—Ya sé. La que me pisoteó, á ruegos míos. ¿Cómo han logrado averiguar?...

—Por lo visto, te espiaban. Te seguían los pasos. Esa noche fatal, tú entraste en la botica á que te pusiesen tafetanes, ó no sé qué. Dijiste que te habías caído. Luego te subiste á un coche, diste las señas de tu casa. El boticario las oyó. Todo se ha descubierto. ¡Qué idea! ¡Qué chiquillada!...

Bajando la voz:

—También ha declarado el barquero que os paseaba á tí y á Almonte por el lago... Dice...

—Cuanto diga, es cierto.

—¡Bigardo! ¿Y la bribona de Eladia... lo creerás? Esa sí que me consta que tomó cuartos... La he despedido, y si no me contengo, la harto de mojicones. Es que me han sacado de mis casillas. La muy bruja, que si tiraste y rompiste un magnífico reloj á propósito, que si la tratabas mal, que si esto, que si lo otro... Que toda la noche duraba en tu cuarto la luz encendida, que el baño era todo de esencias...

—Semejantes niñerías, Farnesio, no merecen que usted se enoje, ni que maltrate á nadie. Créame. Déjelos tranquilos. Allá mi tío... Peor para él.

—¡Y los médicos! ¡Deliciosos! En cuanto se pronunció la palabra «locura» les faltó tiempo para asegurar que ya lo habían ellos notado, y se lo callaban por prudencia. Así, así, como lo oyes. La neurastenia aquí, la vesania allá. Sabe Dios de qué medios se ha valido el gitano...
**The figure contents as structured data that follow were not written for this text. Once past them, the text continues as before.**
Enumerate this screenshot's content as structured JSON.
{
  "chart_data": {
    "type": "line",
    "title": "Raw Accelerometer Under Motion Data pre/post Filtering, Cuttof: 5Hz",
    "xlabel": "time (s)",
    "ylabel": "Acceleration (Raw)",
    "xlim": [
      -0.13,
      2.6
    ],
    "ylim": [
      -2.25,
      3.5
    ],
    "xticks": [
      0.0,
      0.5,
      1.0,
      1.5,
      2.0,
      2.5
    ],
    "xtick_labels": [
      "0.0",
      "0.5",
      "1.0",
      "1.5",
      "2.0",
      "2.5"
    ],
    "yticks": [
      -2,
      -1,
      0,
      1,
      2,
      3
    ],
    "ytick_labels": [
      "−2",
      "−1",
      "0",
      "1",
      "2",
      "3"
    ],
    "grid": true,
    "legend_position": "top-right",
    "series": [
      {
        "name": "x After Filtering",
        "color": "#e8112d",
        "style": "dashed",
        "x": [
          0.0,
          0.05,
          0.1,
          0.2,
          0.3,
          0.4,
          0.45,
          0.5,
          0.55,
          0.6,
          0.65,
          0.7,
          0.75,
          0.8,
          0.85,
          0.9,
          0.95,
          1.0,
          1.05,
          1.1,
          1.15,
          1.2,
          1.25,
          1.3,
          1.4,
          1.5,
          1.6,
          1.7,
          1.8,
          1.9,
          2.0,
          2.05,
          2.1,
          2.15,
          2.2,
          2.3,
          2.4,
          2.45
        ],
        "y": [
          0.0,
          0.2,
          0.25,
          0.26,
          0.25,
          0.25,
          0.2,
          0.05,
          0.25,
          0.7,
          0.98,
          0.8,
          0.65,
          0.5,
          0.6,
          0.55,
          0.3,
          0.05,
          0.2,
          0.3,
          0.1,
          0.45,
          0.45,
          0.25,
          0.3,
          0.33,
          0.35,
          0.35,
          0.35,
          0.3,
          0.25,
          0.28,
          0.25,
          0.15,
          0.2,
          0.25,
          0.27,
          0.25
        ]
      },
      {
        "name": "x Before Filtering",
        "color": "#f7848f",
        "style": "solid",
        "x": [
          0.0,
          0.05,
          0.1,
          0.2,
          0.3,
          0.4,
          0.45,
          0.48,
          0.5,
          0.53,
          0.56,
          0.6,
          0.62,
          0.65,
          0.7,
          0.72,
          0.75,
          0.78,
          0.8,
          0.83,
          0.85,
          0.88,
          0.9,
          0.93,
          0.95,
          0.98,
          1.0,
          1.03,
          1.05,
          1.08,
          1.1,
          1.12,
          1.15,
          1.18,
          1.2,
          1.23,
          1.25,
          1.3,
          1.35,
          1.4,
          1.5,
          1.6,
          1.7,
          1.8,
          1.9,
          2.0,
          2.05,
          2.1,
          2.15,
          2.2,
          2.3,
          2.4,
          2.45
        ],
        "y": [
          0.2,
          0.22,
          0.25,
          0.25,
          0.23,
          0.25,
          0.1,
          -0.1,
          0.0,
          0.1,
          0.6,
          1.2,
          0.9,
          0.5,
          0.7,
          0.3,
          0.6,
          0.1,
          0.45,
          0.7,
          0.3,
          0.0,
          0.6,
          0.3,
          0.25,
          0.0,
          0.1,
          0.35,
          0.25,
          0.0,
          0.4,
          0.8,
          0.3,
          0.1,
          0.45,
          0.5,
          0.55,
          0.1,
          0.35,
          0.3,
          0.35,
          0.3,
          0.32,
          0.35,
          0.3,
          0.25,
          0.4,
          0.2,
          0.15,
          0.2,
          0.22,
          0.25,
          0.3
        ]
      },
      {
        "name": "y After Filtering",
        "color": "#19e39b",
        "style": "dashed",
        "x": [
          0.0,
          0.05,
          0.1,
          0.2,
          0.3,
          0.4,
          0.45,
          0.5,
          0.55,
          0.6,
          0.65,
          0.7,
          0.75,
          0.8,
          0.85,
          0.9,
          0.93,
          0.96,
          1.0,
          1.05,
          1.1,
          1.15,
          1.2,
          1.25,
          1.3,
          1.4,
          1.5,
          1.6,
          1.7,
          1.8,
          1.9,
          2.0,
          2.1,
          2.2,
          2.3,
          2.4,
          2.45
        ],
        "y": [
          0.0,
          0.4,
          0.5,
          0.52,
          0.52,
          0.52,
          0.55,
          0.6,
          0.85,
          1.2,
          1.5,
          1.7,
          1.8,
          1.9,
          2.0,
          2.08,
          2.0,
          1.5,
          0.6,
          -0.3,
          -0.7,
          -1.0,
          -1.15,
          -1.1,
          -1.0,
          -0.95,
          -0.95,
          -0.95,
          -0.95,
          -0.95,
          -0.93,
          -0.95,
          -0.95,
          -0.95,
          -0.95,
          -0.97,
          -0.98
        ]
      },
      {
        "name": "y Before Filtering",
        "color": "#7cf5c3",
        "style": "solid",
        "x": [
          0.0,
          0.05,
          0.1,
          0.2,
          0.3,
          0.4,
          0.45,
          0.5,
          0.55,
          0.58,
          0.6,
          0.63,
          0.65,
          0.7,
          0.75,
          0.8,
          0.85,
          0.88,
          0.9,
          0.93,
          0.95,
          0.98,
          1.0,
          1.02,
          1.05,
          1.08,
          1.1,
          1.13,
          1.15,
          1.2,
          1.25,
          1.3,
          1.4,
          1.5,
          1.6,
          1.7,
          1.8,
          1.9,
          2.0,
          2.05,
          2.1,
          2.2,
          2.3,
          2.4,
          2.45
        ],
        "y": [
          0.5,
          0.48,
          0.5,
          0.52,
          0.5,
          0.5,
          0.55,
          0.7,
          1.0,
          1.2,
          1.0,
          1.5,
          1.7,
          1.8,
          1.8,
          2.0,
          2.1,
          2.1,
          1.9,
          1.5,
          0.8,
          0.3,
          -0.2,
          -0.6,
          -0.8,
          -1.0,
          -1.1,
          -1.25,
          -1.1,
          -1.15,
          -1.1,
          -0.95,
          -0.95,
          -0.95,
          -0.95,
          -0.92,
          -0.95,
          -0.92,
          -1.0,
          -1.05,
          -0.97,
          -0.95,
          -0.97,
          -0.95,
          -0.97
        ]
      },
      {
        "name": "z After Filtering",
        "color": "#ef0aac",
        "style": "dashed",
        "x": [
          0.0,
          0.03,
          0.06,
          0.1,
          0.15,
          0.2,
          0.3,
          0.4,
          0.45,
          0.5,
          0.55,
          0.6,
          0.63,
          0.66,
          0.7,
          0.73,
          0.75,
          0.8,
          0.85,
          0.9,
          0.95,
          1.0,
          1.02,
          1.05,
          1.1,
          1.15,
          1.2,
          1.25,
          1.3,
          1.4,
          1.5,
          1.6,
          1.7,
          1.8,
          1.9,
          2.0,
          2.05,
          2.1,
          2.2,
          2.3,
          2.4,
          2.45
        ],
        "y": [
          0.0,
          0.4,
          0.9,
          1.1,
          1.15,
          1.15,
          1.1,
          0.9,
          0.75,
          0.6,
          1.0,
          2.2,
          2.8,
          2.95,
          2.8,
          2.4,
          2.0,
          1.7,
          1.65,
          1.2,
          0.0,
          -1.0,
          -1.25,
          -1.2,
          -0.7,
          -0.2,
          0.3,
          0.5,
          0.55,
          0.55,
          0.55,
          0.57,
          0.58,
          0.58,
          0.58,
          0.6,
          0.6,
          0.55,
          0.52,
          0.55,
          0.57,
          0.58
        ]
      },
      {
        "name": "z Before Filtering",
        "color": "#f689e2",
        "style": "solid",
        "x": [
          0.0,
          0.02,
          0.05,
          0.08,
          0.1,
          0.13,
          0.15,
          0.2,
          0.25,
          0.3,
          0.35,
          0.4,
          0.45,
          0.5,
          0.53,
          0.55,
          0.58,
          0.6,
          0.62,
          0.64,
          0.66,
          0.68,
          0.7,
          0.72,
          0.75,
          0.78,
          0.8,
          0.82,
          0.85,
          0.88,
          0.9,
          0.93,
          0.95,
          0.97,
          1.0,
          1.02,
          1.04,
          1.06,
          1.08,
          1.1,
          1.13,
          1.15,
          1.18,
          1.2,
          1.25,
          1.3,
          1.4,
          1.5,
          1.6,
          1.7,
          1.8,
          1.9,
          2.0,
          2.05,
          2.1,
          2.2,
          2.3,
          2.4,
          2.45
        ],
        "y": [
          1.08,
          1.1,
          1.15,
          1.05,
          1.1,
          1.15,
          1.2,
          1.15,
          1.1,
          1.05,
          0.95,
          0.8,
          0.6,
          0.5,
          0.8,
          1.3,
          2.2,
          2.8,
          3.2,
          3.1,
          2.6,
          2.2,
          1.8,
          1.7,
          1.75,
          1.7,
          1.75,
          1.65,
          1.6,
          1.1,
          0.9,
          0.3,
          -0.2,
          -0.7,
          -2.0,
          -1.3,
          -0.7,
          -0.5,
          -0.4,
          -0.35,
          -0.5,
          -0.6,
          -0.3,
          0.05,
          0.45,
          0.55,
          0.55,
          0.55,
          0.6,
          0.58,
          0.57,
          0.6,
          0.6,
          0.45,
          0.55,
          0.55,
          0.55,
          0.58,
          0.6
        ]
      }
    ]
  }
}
—De ninguno. Los médicos están de buena fe. De la mejor fe. Son personas dignas, respetables. Yo comprendo su error, que, dentro de su concepto científico, no es error probablemente.

—Ahora, ¿sabes con lo que salen? Conque tus monomanías adquirieron últimamente forma religiosa, mística. Que te fuiste vestida como el pueblo, en tercera, á practicar penitencia en un convento de Carmelitas, en el desierto. Que viviste de hacer miel, y que adoptaste á una chiquilla paleta, muy fea, y otras mil rarezas, no atribuíbles sino al extravío de tu mente. Ya comprenderás que se refieren á la Torcuata... En fin, que han conseguido tejerte una malla espesa... Pero la desbarataré. No temas; la desbarato.